ForEach automatically assigns a tag doesn't mean we don't need to use an explicitly define tag for our view. ForEach assign tag based on the ID, so there is a chance that the id won't match our binding value.

Let's use ForEach again, but this time with another variation.

struct ContentView: View {
private var colors = ["Red", "Green", "Blue"]
@State private var selectedColorIndex = 0
var body: some View {
VStack {
Picker("Favorite Color", selection: $selectedColorIndex, content: {
ForEach(colors, id: \.self, content: { color in // <1>
Text(color)
})
})
Text("Selected color: \(selectedColorIndex)")
}
}
}

<1> We use ForEach, which loops over an array of strings instead of a range.

We use ForEach, which loops over an array of strings using the value in an array itself (\.self) as an id (a String in this case).

Which can be translate to something like this:

Text("Red").tag("Red")
Text("Green").tag("Green")
Text("Blue").tag("Blue")

Run the app, and you will get a broken picker because the selection type (Int) doesn't match the tag (String).

Binding value not get updated and always stay at the default value of 0.
Binding value not get updated and always stay at the default value of 0.

You can fix this by add a tag explicitly or change the selection bound value to String.

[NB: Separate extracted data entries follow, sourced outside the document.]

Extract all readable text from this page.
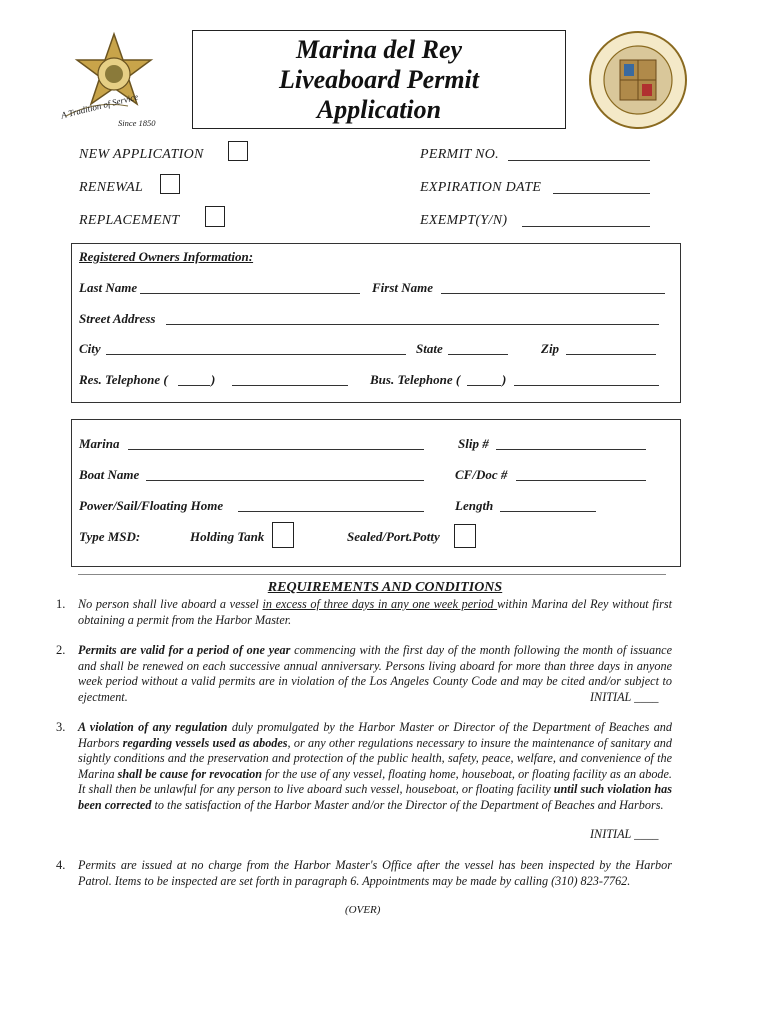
A Tradition of Service
Since 1850
Marina del Rey
Liveaboard Permit
Application
NEW APPLICATION
RENEWAL
REPLACEMENT
PERMIT NO.
EXPIRATION DATE
EXEMPT(Y/N)
Registered Owners Information:
Last Name	First Name
Street Address
City	State	Zip
Res. Telephone (	)	Bus. Telephone (	)
Marina	Slip #
Boat Name	CF/Doc #
Power/Sail/Floating Home	Length
Type MSD:	Holding Tank	Sealed/Port.Potty
REQUIREMENTS AND CONDITIONS
1. No person shall live aboard a vessel in excess of three days in any one week period within Marina del Rey without first obtaining a permit from the Harbor Master.
2. Permits are valid for a period of one year commencing with the first day of the month following the month of issuance and shall be renewed on each successive annual anniversary. Persons living aboard for more than three days in anyone week period without a valid permits are in violation of the Los Angeles County Code and may be cited and/or subject to ejectment.	INITIAL ____
3. A violation of any regulation duly promulgated by the Harbor Master or Director of the Department of Beaches and Harbors regarding vessels used as abodes, or any other regulations necessary to insure the maintenance of sanitary and sightly conditions and the preservation and protection of the public health, safety, peace, welfare, and convenience of the Marina shall be cause for revocation for the use of any vessel, floating home, houseboat, or floating facility as an abode. It shall then be unlawful for any person to live aboard such vessel, houseboat, or floating facility until such violation has been corrected to the satisfaction of the Harbor Master and/or the Director of the Department of Beaches and Harbors.
INITIAL ____
4. Permits are issued at no charge from the Harbor Master's Office after the vessel has been inspected by the Harbor Patrol. Items to be inspected are set forth in paragraph 6. Appointments may be made by calling (310) 823-7762.
(OVER)
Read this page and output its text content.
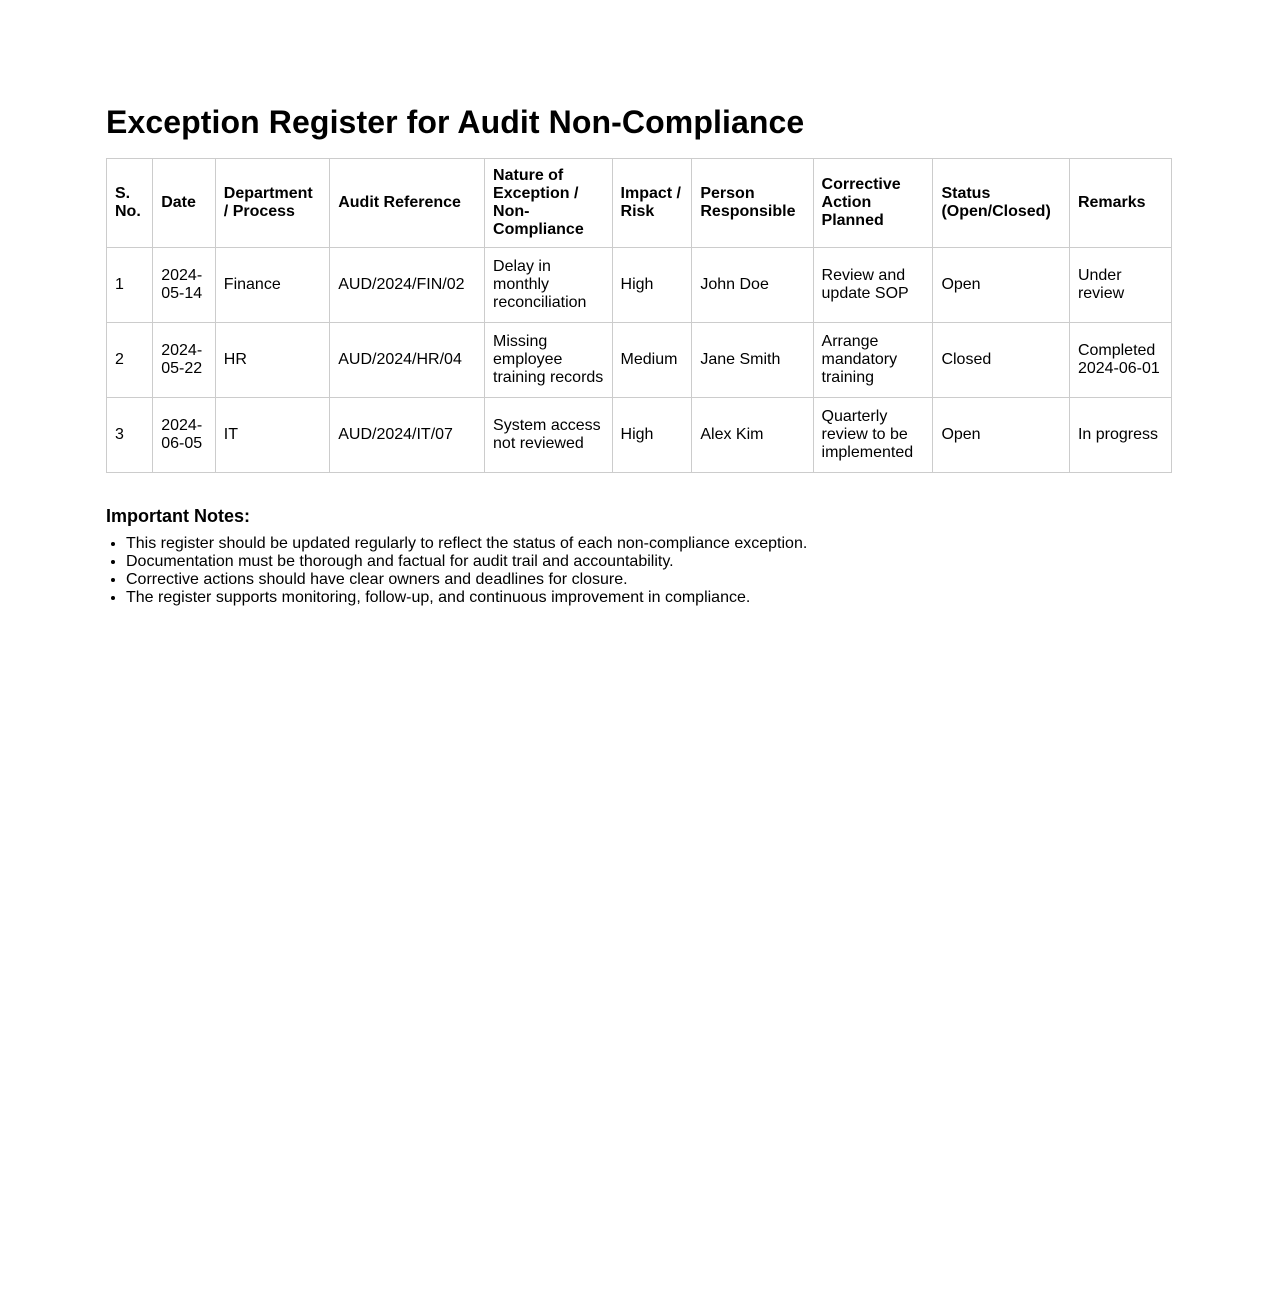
Exception Register for Audit Non-Compliance
S. No.	Date	Department / Process	Audit Reference	Nature of Exception / Non-Compliance	Impact / Risk	Person Responsible	Corrective Action Planned	Status (Open/Closed)	Remarks
1	2024-05-14	Finance	AUD/2024/FIN/02	Delay in monthly reconciliation	High	John Doe	Review and update SOP	Open	Under review
2	2024-05-22	HR	AUD/2024/HR/04	Missing employee training records	Medium	Jane Smith	Arrange mandatory training	Closed	Completed 2024-06-01
3	2024-06-05	IT	AUD/2024/IT/07	System access not reviewed	High	Alex Kim	Quarterly review to be implemented	Open	In progress
Important Notes:
• This register should be updated regularly to reflect the status of each non-compliance exception.
• Documentation must be thorough and factual for audit trail and accountability.
• Corrective actions should have clear owners and deadlines for closure.
• The register supports monitoring, follow-up, and continuous improvement in compliance.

I will show the latter solution.

struct ContentView: View {
private var colors = ["Red", "Green", "Blue"]
@State private var selectedColor = "Red" // <1>
var body: some View {
VStack {
Picker("Favorite Color", selection: $selectedColor, content: {
ForEach(colors, id: \.self, content: { color in
Text(color)
})
})
Text("Selected color: \(selectedColor)")
}
}
}

<1> Change the selection bound value to String.

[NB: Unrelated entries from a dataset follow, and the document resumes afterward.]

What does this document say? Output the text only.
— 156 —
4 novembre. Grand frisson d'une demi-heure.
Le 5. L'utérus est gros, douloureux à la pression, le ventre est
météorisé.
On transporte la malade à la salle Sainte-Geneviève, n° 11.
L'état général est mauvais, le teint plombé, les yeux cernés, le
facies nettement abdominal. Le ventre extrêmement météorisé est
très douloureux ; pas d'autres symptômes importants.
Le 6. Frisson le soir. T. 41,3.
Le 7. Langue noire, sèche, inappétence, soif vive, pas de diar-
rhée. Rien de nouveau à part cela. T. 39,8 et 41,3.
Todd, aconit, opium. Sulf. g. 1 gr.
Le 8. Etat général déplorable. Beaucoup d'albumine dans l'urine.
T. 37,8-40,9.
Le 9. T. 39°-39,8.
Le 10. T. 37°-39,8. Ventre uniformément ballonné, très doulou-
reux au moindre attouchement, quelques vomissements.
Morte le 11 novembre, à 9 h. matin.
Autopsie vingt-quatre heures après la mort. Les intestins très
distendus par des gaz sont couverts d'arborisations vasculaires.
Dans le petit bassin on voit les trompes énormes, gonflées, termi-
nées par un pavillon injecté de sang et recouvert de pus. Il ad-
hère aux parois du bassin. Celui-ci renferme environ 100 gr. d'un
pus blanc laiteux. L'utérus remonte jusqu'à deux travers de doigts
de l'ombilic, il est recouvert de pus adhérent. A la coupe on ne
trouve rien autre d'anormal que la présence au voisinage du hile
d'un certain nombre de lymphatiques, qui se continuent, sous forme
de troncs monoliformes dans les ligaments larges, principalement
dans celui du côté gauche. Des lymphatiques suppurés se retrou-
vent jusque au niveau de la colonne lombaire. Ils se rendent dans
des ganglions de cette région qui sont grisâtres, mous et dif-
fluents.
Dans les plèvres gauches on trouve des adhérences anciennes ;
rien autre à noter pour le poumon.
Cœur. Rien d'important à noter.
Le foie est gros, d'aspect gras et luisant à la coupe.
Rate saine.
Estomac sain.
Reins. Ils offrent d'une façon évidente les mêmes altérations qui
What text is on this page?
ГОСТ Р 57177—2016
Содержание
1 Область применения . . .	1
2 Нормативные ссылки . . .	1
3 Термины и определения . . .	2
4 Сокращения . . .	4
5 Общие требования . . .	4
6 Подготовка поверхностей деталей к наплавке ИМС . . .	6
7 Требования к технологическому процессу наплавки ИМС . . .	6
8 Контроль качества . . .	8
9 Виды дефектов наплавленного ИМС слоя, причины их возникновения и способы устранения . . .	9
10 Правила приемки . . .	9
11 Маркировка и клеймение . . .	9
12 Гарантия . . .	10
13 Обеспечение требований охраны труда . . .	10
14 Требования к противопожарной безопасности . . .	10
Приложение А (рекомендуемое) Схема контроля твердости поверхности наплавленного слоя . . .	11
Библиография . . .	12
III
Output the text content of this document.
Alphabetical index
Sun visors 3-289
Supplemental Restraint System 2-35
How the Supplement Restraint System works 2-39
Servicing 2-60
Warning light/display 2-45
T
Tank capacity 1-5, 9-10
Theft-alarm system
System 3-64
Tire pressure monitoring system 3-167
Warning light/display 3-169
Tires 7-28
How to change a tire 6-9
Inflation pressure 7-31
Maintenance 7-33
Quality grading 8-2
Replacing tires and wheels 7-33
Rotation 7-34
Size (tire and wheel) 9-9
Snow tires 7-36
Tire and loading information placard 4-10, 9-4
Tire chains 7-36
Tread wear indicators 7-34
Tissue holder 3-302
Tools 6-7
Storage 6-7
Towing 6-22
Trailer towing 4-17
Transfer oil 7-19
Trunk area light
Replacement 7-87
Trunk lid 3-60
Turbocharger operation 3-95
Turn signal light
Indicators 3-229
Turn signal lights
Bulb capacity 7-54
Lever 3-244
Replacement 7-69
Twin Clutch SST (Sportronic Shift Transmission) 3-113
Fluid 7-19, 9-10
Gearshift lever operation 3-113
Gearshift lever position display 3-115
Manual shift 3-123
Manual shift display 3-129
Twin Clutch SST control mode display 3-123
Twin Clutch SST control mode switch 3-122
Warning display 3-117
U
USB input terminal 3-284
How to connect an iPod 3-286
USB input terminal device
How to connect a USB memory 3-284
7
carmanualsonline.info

Everything work as expected now.

The binding type and tag type are strings, as you can see in the text view.
The binding type and tag type are strings, as you can see in the text view.

Using Enum as an option

Picker is a control for selecting from a set of mutually exclusive values.

From the Picker definition, one of the data structures that perfect for this is Enum. Let's create a new enum to represent our colors.

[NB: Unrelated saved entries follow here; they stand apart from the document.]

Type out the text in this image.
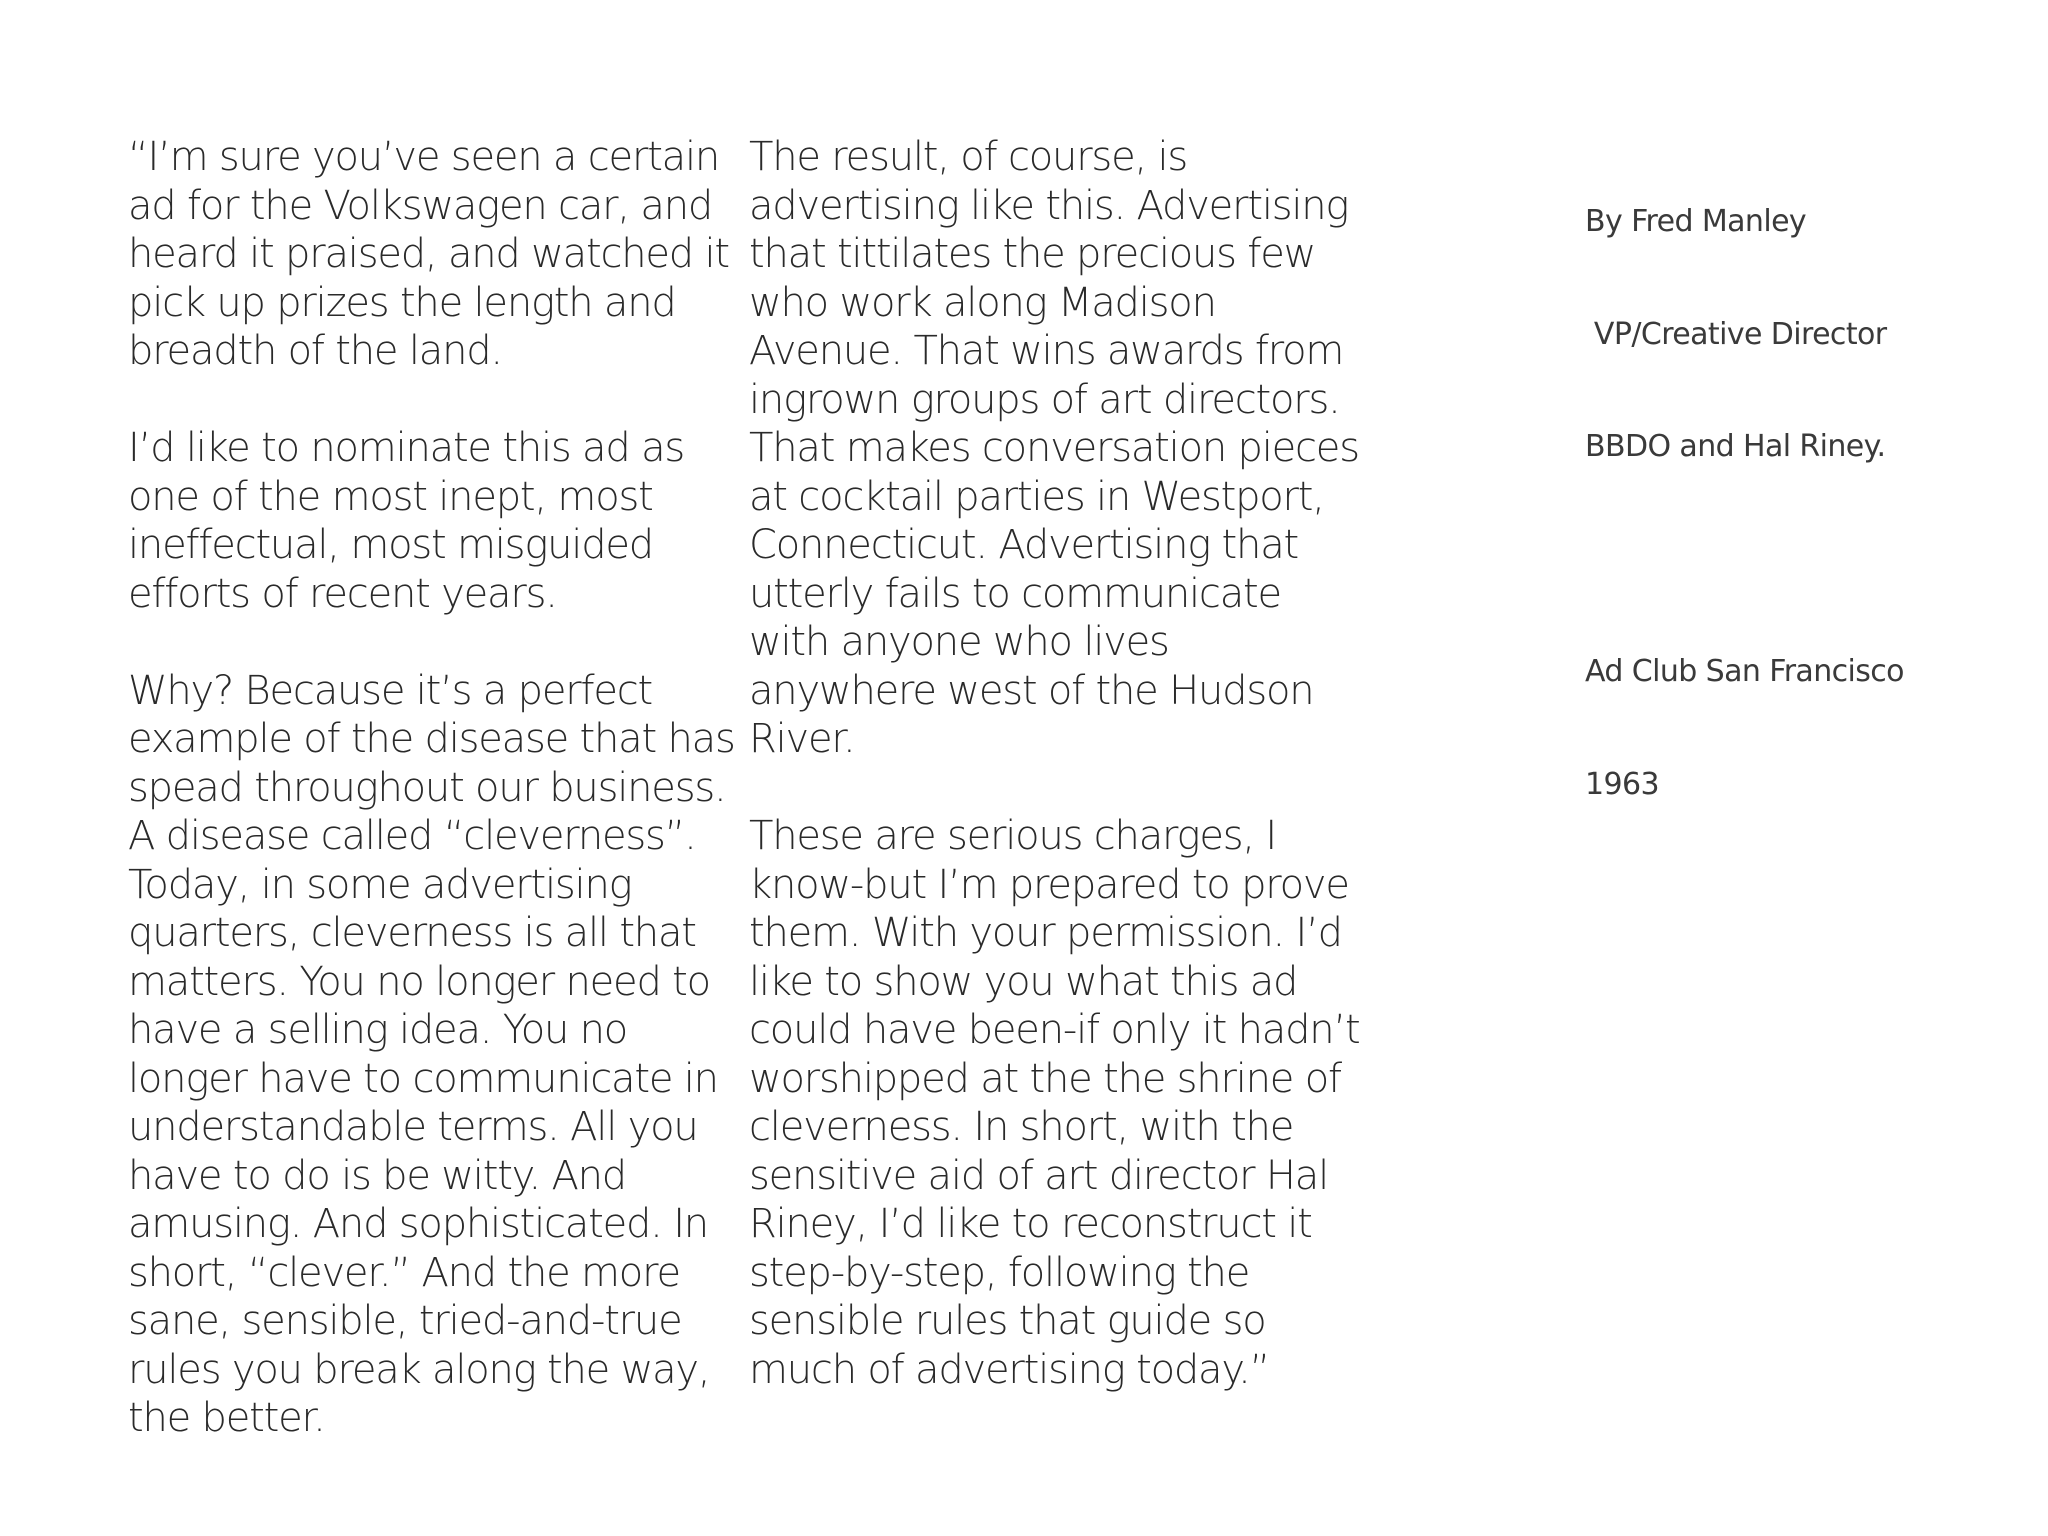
“I’m sure you’ve seen a certain
ad for the Volkswagen car, and
heard it praised, and watched it
pick up prizes the length and
breadth of the land.

I’d like to nominate this ad as
one of the most inept, most
ineffectual, most misguided
efforts of recent years.

Why? Because it’s a perfect
example of the disease that has
spead throughout our business.
A disease called “cleverness”.
Today, in some advertising
quarters, cleverness is all that
matters. You no longer need to
have a selling idea. You no
longer have to communicate in
understandable terms. All you
have to do is be witty. And
amusing. And sophisticated. In
short, “clever.” And the more
sane, sensible, tried-and-true
rules you break along the way,
the better.

The result, of course, is
advertising like this. Advertising
that tittilates the precious few
who work along Madison
Avenue. That wins awards from
ingrown groups of art directors.
That makes conversation pieces
at cocktail parties in Westport,
Connecticut. Advertising that
utterly fails to communicate
with anyone who lives
anywhere west of the Hudson
River.

These are serious charges, I
know-but I’m prepared to prove
them. With your permission. I’d
like to show you what this ad
could have been-if only it hadn’t
worshipped at the the shrine of
cleverness. In short, with the
sensitive aid of art director Hal
Riney, I’d like to reconstruct it
step-by-step, following the
sensible rules that guide so
much of advertising today.”

By Fred Manley

VP/Creative Director

BBDO and Hal Riney.

Ad Club San Francisco

1963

enum FavoriteColor: String, CaseIterable, Identifiable { // <1>
case red
case green
case blue

var id: FavoriteColor { self }
}

<1>

  • We make FavoriteColor an enum string raw value. Swift automatically makes our enum conform Equatable and Hashable by doing this.
  • We conform CaseIterable because we want to loop over these values in ForEach.
  • We conform Identifiable. The id value will use in the tag. In this case, an enum itself. This is possible because the tag accepts Hashable value.

Then we use it with ForEach.

struct ContentView: View {
@State private var selectedColor = FavoriteColor.red // <1>

var body: some View {
VStack {
Picker("Favorite Color", selection: $selectedColor, content: {
ForEach(FavoriteColor.allCases, content: { color in
Text(color.rawValue.capitalized)
})
})
Text("Selected color: \(selectedColor.rawValue.capitalized)")
}
}
}

<1> We change our selection bound value to the enum FavoriteColor, which matches the type of our id.

Run the app, and everything works as expected.

Conclusion

The only thing you need to know when using a picker is to make sure that the view's tag and selection type are matched. Otherwise, you might get an unexpected behavior since the code still compiles and running, but the selecting value won't get updated.